Lors des obsèques de Roh Moo-hyun, en mai 2009. / PARK JI-HWAN/AFP

L’un des plus gros cartons de l’année du cinéma sud-coréen ? Un documentaire consacré à un homme politique. Sorti dans 775 salles du pays, Roh Moo-hyun ipnida (« notre président Roh Moo-hyun ») a attiré 1,9 million de spectateurs depuis sa sortie en salle, en mai. Roh Moo-hyun présida le pays entre 2003 et 2008, avant de se suicider, en 2009, en sautant d’une falaise, après avoir été mis en cause dans une affaire de corruption. Plus qu’une analyse, le documentaire de Lee Chang-jae se veut surtout un hommage.

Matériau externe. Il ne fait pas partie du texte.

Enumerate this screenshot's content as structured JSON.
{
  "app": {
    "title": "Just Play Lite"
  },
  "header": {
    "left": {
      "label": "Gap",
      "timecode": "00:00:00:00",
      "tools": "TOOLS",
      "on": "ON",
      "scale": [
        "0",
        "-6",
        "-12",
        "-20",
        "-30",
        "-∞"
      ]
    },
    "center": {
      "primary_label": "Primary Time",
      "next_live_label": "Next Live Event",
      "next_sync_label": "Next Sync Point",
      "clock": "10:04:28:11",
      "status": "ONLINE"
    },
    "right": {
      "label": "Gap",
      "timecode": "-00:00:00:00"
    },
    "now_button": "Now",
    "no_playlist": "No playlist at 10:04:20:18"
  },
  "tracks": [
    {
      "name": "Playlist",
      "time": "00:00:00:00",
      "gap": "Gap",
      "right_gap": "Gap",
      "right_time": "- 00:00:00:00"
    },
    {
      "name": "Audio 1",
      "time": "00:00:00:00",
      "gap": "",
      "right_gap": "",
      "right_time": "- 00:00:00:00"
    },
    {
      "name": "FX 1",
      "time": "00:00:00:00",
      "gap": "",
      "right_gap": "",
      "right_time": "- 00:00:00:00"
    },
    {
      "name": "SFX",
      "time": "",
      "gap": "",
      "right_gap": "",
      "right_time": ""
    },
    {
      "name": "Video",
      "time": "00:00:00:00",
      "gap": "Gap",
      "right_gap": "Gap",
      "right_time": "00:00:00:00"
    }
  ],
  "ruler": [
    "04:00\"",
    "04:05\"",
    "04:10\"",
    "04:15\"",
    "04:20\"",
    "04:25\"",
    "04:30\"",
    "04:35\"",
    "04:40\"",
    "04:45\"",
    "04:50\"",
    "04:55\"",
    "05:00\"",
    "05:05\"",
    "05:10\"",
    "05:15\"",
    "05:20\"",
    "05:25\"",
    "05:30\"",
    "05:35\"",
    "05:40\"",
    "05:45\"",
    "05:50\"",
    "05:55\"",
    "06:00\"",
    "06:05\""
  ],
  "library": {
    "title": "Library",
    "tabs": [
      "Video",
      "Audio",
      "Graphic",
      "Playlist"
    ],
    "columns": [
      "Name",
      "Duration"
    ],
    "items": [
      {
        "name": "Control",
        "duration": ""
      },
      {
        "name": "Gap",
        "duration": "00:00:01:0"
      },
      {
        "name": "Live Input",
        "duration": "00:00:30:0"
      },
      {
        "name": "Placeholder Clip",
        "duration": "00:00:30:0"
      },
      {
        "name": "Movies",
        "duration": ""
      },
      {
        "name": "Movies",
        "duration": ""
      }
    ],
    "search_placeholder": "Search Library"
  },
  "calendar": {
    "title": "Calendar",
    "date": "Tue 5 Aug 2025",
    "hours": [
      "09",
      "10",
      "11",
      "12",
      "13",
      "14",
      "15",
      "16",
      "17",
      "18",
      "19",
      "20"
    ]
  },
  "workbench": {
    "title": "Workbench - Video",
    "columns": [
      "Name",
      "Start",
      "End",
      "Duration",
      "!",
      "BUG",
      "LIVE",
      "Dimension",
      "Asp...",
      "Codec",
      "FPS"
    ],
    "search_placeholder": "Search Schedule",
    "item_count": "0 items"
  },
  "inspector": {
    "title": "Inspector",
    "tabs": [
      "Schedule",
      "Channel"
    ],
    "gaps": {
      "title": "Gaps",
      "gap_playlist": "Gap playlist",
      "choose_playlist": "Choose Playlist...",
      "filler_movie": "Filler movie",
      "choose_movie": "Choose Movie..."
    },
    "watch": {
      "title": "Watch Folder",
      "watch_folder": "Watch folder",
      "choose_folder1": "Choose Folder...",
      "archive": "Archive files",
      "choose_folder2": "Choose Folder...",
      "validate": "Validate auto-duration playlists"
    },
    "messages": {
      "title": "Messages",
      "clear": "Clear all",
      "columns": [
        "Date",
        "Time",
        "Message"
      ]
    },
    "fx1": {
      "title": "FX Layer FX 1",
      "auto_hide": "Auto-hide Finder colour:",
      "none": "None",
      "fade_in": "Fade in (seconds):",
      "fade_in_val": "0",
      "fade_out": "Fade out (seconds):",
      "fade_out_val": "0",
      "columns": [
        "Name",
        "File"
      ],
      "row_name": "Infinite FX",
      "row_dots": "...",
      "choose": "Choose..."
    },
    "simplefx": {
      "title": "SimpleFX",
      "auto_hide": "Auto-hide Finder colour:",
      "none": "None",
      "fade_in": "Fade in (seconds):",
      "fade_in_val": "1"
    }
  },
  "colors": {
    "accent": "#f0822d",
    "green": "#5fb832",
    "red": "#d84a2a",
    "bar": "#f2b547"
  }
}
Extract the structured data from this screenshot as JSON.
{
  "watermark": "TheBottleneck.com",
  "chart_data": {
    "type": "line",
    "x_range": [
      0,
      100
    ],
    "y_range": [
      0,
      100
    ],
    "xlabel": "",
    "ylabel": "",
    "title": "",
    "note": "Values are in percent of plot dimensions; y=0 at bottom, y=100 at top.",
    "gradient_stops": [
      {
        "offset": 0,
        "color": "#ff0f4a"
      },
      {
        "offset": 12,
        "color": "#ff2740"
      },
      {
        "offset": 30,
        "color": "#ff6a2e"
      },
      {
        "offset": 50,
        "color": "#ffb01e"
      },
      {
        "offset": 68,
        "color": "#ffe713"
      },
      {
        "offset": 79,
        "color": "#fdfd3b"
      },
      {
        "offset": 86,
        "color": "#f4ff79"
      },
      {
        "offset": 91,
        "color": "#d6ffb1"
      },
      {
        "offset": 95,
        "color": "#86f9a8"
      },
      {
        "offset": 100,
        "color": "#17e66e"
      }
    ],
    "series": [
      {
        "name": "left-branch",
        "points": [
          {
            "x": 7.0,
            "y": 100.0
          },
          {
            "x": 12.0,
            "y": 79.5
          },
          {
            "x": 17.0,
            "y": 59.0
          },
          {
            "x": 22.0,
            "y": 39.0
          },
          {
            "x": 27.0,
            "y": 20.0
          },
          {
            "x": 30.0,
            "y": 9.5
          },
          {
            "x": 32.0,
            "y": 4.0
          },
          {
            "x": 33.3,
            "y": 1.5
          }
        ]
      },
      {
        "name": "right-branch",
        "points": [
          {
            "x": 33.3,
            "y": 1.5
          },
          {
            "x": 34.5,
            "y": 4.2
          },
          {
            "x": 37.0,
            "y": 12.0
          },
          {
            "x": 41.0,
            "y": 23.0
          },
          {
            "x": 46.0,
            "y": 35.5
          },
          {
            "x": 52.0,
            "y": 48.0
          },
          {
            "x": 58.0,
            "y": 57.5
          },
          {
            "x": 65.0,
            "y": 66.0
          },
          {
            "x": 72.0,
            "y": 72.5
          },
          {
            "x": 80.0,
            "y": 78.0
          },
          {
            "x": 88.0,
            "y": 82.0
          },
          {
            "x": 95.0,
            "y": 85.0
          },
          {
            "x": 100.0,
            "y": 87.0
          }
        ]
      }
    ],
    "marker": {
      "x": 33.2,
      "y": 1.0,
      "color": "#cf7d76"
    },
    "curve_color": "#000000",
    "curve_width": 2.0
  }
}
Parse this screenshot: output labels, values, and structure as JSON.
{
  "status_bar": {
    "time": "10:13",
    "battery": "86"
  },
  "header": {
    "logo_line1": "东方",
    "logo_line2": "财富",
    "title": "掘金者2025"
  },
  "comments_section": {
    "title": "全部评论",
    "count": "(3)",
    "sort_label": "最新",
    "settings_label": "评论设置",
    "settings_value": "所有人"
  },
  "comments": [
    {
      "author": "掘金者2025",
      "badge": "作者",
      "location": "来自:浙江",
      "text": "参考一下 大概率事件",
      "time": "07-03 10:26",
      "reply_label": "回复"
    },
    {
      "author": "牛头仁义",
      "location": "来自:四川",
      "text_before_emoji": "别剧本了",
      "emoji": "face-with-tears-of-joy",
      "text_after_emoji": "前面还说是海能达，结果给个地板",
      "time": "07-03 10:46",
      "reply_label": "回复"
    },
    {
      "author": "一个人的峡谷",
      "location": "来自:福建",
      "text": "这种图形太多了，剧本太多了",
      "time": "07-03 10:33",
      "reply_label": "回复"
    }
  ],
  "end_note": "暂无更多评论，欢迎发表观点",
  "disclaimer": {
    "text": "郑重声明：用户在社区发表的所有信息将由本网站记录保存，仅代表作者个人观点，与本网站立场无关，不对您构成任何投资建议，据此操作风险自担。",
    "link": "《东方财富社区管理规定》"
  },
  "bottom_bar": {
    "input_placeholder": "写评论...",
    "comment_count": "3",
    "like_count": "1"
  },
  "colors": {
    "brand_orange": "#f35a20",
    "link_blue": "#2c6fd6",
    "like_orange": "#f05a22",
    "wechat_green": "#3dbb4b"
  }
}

Pourtant, le cinéaste, né en 1967, n’est pas connu pour avoir été proche du progressiste Roh Moo-hyun. « Au contraire, à cette époque, il était plutôt conservateur », s’amuse une de ses connaissances. Si l’intéressé ne le nie pas, il avoue avoir ressenti une « profonde tristesse » à l’annonce du suicide de M. Roh.

Le film, patchwork de témoignages, raconte l’étonnante ascension de cet homme politique – élu en décembre 2002, il entre en fonctions en février 2003 –, alors qu’au début de la campagne son Parti démocratique du millénaire ne dépassait pas les 2 % d’opinions favorables. Trente-neuf personnes interviennent. Comme Lee Hwa-choon, un membre des services secrets chargé de le surveiller, qui deviendra son ami. « Sa voix claire et sonnante, ses jurons, ses blagues. Je n’oublierai jamais tout cela », raconte-t-il.

Le réalisateur a également obtenu le témoignage de l’actuel président, Moon Jae-in, sans doute l’ami le plus proche de Roh Moo-hyun, les deux hommes ayant lutté ensemble dans les années 1980 contre la dictature. Moon Jae-in, qui avait travaillé en étroite collaboration avec Roh Moo-hyun pendant sa présidence, affirme s’être lancé dans la course électorale pour restaurer l’honneur de son ami défunt. Ces témoignages sont entrecoupés d’extraits de discours passionnés de ce dirigeant connu pour sa franchise, sa générosité et son charisme.

Un contexte porteur

Le succès rencontré par « Notre président » doit beaucoup au contexte politique du pays : la mobilisation de millions de Sud-Coréens, dès l’automne 2016, pour obtenir la destitution de la présidente conservatrice Park Geun-hye.

En cause : son implication dans le « Choigate » (un scandale de trafic d’influence). Cet événement, tout comme l’élection du progressiste Moon Jae-in, au mois de mai suivant, ont créé un climat favorable pour le film. Mais Lee Chang-jae et les producteurs de CGV Arthouse nient avoir choisi leur moment. « La distribution n’a pas été décidée brutalement avant l’élection présidentielle », explique-t-on à la société de production. « Nous avions choisi de faire ce film en avril 2016 », ajoute le réalisateur.

La bande-annonce du film, en coréen

Le sujet Roh Moo-hyun est en tout cas toujours porteur. En 2013, The Attorney, film de fiction réalisé par Yang Woo-suk, déjà produit par CGV et inspiré de la lutte pro-démocratique de l’ancien président, avait connu un énorme succès. À sa sortie, il avait suscité la colère de la Maison Bleue (la présidence sud-coréenne), alors occupée par Park Geun-hye. La chef de l’État n’avait pas apprécié la tonalité progressiste du film. Des pressions avaient été exercées sur le conglomérat CJ, maison mère de la société de production CGV, pour que les responsables du projet soient renvoyés.